Ninis added the tremor was quite deep – about 10 kilometres underground according to her measurements – so if there was damage “it would be quite minor and close to the epicentre”.

She also clarified how the earthquake naming system works. The epicentre is actually about 50 kilometres north of Rawson in remote forest, but GeoScience Australia’s automated system names tremors after the nearest sizable town.

A small earthquake also rattled parts of Melbourne’s south-east in mid-May, and Frankston was hit with a tremor last September.

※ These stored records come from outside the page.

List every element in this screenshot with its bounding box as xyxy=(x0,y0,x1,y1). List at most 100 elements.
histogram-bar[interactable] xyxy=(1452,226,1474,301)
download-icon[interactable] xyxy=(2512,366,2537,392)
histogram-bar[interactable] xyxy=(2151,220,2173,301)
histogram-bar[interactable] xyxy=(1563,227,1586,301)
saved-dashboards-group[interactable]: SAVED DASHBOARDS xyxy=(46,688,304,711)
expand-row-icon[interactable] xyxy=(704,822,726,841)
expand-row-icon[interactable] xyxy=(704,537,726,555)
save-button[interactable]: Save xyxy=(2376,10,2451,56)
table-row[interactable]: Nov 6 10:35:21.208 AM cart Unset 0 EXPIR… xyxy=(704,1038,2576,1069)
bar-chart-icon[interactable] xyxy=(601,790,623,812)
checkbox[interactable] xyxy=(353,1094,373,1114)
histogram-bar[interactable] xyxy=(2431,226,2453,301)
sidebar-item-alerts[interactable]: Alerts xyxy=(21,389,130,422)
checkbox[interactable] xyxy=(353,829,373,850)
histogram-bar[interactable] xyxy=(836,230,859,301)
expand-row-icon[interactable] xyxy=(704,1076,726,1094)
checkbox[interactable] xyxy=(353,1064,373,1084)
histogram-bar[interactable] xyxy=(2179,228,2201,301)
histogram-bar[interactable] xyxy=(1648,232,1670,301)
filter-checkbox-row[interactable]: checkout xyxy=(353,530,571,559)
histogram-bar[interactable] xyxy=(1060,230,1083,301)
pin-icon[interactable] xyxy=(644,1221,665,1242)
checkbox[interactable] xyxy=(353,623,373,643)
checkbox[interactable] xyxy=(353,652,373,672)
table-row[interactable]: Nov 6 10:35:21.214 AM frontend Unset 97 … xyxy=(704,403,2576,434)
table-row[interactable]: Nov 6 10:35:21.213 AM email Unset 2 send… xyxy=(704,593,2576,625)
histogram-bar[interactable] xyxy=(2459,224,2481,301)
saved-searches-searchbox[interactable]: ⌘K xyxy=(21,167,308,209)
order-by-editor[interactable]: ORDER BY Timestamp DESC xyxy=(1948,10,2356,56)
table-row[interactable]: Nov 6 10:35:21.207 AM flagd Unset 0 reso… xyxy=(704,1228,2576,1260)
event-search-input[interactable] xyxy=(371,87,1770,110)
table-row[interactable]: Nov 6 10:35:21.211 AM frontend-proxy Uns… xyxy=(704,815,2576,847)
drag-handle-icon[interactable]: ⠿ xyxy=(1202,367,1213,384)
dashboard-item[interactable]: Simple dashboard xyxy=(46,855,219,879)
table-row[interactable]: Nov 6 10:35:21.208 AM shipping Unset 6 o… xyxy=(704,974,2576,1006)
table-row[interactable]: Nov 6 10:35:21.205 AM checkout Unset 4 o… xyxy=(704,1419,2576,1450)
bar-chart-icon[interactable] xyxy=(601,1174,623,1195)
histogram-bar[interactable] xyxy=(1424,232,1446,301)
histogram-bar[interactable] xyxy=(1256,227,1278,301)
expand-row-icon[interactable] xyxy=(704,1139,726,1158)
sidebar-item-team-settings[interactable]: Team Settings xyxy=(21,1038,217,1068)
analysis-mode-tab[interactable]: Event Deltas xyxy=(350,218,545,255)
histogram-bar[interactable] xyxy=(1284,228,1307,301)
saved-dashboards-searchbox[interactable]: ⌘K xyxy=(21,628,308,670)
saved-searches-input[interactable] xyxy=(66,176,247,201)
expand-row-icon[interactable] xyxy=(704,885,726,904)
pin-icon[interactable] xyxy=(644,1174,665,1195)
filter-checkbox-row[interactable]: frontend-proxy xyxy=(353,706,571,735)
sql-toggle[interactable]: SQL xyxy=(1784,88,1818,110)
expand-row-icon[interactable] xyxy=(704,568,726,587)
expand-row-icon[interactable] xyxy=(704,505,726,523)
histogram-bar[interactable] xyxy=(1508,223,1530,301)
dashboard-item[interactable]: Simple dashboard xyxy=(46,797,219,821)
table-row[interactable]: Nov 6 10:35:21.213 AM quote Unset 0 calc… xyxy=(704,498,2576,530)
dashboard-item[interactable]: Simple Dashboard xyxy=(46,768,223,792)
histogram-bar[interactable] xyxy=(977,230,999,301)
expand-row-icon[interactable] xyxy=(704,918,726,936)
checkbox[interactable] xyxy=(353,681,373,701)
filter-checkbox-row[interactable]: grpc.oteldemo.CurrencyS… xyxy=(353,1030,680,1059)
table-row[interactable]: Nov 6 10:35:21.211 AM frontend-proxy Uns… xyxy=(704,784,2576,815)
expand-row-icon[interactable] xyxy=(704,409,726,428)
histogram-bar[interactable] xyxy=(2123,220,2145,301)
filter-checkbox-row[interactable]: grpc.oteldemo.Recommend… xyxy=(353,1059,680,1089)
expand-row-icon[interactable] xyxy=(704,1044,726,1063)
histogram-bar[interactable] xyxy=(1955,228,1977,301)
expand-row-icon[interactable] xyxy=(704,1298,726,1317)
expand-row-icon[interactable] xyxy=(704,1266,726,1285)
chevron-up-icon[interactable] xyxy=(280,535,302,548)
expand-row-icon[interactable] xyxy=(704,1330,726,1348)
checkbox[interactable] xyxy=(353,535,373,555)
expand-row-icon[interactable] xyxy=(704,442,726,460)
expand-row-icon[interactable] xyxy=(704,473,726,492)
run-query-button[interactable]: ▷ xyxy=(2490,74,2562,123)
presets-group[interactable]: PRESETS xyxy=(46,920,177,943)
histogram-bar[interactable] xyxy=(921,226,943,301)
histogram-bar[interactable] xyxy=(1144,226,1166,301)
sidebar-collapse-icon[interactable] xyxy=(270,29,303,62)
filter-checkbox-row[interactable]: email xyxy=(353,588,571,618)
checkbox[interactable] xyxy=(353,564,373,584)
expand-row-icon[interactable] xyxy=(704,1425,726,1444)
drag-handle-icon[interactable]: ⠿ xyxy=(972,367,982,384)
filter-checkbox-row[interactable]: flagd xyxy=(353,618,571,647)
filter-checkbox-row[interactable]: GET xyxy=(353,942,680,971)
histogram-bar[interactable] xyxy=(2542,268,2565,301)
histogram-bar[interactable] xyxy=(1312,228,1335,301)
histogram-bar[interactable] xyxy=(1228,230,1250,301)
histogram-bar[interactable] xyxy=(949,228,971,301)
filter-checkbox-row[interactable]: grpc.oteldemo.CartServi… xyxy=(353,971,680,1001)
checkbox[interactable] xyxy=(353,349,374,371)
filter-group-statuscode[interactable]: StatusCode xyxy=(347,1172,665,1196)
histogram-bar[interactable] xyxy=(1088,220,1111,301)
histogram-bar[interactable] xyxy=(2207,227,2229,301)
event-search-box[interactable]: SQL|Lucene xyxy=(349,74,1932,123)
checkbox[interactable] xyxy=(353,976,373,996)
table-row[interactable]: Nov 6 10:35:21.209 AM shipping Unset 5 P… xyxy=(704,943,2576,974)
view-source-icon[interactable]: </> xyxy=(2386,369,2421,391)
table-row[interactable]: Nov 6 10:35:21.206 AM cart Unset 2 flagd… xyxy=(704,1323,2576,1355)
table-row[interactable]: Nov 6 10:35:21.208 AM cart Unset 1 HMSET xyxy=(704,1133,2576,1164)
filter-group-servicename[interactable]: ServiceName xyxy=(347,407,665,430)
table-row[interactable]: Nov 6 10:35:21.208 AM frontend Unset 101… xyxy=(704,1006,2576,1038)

The Seismology Research Centre also reported that more than 1500 earthquakes have been recorded in the Woods Point area – close to the location of Friday’s tremor – since the September 2021 earthquake.

Football legend and new Hall of Fame inductee Jimmy Bartel, who is hosting 3AW’s Breakfast program this week, said he felt the tremor.

“I join a club, like many Victorians, of three-time survivors of earthquakes,” the ex-Geelong player said on radio.

“Our house rumbled.”

Lisa O’Halloran, from Forest Hill in Melbourne’s east, was breastfeeding her five-month-old when she felt the tremor.

“I was sitting in my bed, and it felt like a wind coming – like a howling. So, I went to check my phone, and then the windows started to shake. I was up for the last one, and I was like, ‘It’s an earthquake’,” she said.

O’Halloran felt the tremor for about 10 seconds and said it wasn’t as severe as the last one in May.

“There was kind of a growling noise from outside,” she said. “It’s just a bit scary when you’re sitting up late at night. It’s a bit of an eerie feeling.”

Tony Faella, 57, who lives in Langwarrin, felt his house shake for about 15 seconds.

“The bloody bed started shaking, and I thought, ‘Oh, there’s another earthquake’,” he said.

Faella said this one felt different from previous Victorian tremors because glasses and plates in his cabinets shook, whereas before he had only noticed his house moving. This time, he did not hear a bang before the tremor.

“I was in San Francisco when there was a seven [magnitude] earthquake and I felt that less than this one,” he adds, figuring the depth of the earthquake affected his experience.

Nigel Beresford, from Drouin in Gippsland, was closer to the epicentre and was woken by the shaking.

“I heard a sort of bang, and it sounded like someone banging on my front door,” he said.

Beresford looked at his smartwatch, which was illuminated on his bedside table with the time: 1.30am. Knowing the watch display was activated by movement, he deduced the table had been bumped by the tremor.

“And then I thought, ‘Oh – that was an earthquake’.”